The BP spill shut down the Rookses’ shrimping business for five months. They received four weeks’ worth of clean-up work from BP’s Vessels of Opportunity program, and Darla believes they were cut loose because she wouldn’t stop speaking her mind about the oil. They were living with relatives at the time of the spill, but without an income, couldn’t afford to pay rent, and neither Darla nor Todd can stand being a freeloader. So they moved onto their boat, into a closet-sized cabin with twin bunk beds, a coffee pot, a small portable stove, and a microwave.
Not only were they suddenly in dire financial straits, but the ecosystem surrounding them was in ruins. "As we’d be going down to Venice to provide paperwork for our claims, and searching for a job hopefully working with BP, there were sea gulls dead all over the road," Darla says. "They weren’t hit by a car. They didn’t have oil on them.
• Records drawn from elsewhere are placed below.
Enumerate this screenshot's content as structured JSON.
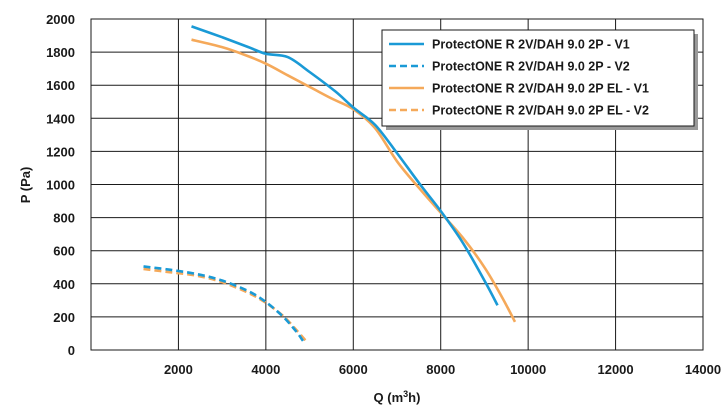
{
  "chart_data": {
    "type": "line",
    "xlabel": "Q (m³h)",
    "ylabel": "P (Pa)",
    "xlim": [
      0,
      14000
    ],
    "ylim": [
      0,
      2000
    ],
    "x_ticks": [
      2000,
      4000,
      6000,
      8000,
      10000,
      12000,
      14000
    ],
    "y_ticks": [
      0,
      200,
      400,
      600,
      800,
      1000,
      1200,
      1400,
      1600,
      1800,
      2000
    ],
    "grid": true,
    "legend_position": "top-right",
    "series": [
      {
        "name": "ProtectONE R 2V/DAH 9.0 2P - V1",
        "color": "#1a9ad6",
        "dash": "solid",
        "points": [
          [
            2300,
            1955
          ],
          [
            3000,
            1890
          ],
          [
            3600,
            1830
          ],
          [
            4000,
            1790
          ],
          [
            4500,
            1770
          ],
          [
            5000,
            1680
          ],
          [
            5600,
            1560
          ],
          [
            6000,
            1465
          ],
          [
            6500,
            1360
          ],
          [
            7000,
            1190
          ],
          [
            7500,
            1010
          ],
          [
            8000,
            840
          ],
          [
            8500,
            650
          ],
          [
            9000,
            420
          ],
          [
            9300,
            270
          ]
        ]
      },
      {
        "name": "ProtectONE R 2V/DAH 9.0 2P - V2",
        "color": "#1a9ad6",
        "dash": "dashed",
        "points": [
          [
            1200,
            505
          ],
          [
            1800,
            485
          ],
          [
            2400,
            460
          ],
          [
            3000,
            420
          ],
          [
            3600,
            355
          ],
          [
            4000,
            290
          ],
          [
            4400,
            200
          ],
          [
            4700,
            110
          ],
          [
            4850,
            55
          ]
        ]
      },
      {
        "name": "ProtectONE R 2V/DAH 9.0 2P EL - V1",
        "color": "#f5a95a",
        "dash": "solid",
        "points": [
          [
            2300,
            1875
          ],
          [
            3000,
            1830
          ],
          [
            3500,
            1785
          ],
          [
            4000,
            1730
          ],
          [
            4500,
            1660
          ],
          [
            5000,
            1590
          ],
          [
            5500,
            1520
          ],
          [
            6000,
            1455
          ],
          [
            6500,
            1340
          ],
          [
            7000,
            1140
          ],
          [
            7500,
            980
          ],
          [
            8000,
            830
          ],
          [
            8500,
            680
          ],
          [
            9000,
            500
          ],
          [
            9400,
            320
          ],
          [
            9700,
            170
          ]
        ]
      },
      {
        "name": "ProtectONE R 2V/DAH 9.0 2P EL - V2",
        "color": "#f5a95a",
        "dash": "dashed",
        "points": [
          [
            1200,
            490
          ],
          [
            1800,
            470
          ],
          [
            2400,
            450
          ],
          [
            3000,
            410
          ],
          [
            3600,
            345
          ],
          [
            4000,
            285
          ],
          [
            4400,
            205
          ],
          [
            4700,
            120
          ],
          [
            4950,
            45
          ]
        ]
      }
    ]
  }
}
There was nothing wrong with them that you could see. I actually saw a couple of them flying and drop out of the sky."
She fell into despair. "At one point, I put a hangman’s noose on the back rigging of the boat. I was ready to stick my head in it," she says. Todd had trouble dealing with his wife’s anguish. "I didn’t understand her side of being depressed," he says. "She didn’t understand my side of getting mad. And I’d get mad at her for being depressed." He pops open another Red Bull as he tells the story. "I can understand why there was all the divorces,” he adds. (Steve Picou, a University of South Alabama sociologist who studies the human impact of disasters, say there were "numerous divorces" after the Exxon Valdez oil spill. It’s too early, he says, to compile divorce data for the BP spill’s aftermath.)
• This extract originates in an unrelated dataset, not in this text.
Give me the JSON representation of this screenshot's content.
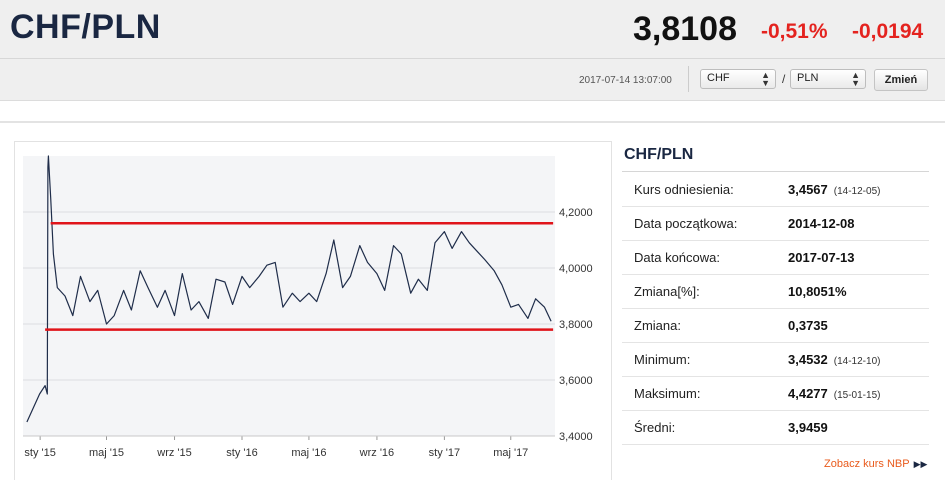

A doctor acquaintance intervened when Darla felt suicidal. "He told me dead people don’t talk, dead people don’t sue, dead people don’t tell the truth, and dead people don’t bother BP. So I started thinking: You know what? I’m going to do what’s right and I’m going to tell the truth, even if it costs me financially." Last month, at a town hall meeting in Buras, Rooks told a group of fisherman, "We need to stand up and fight or there will be nothing left. If you say nothing, you get nothing."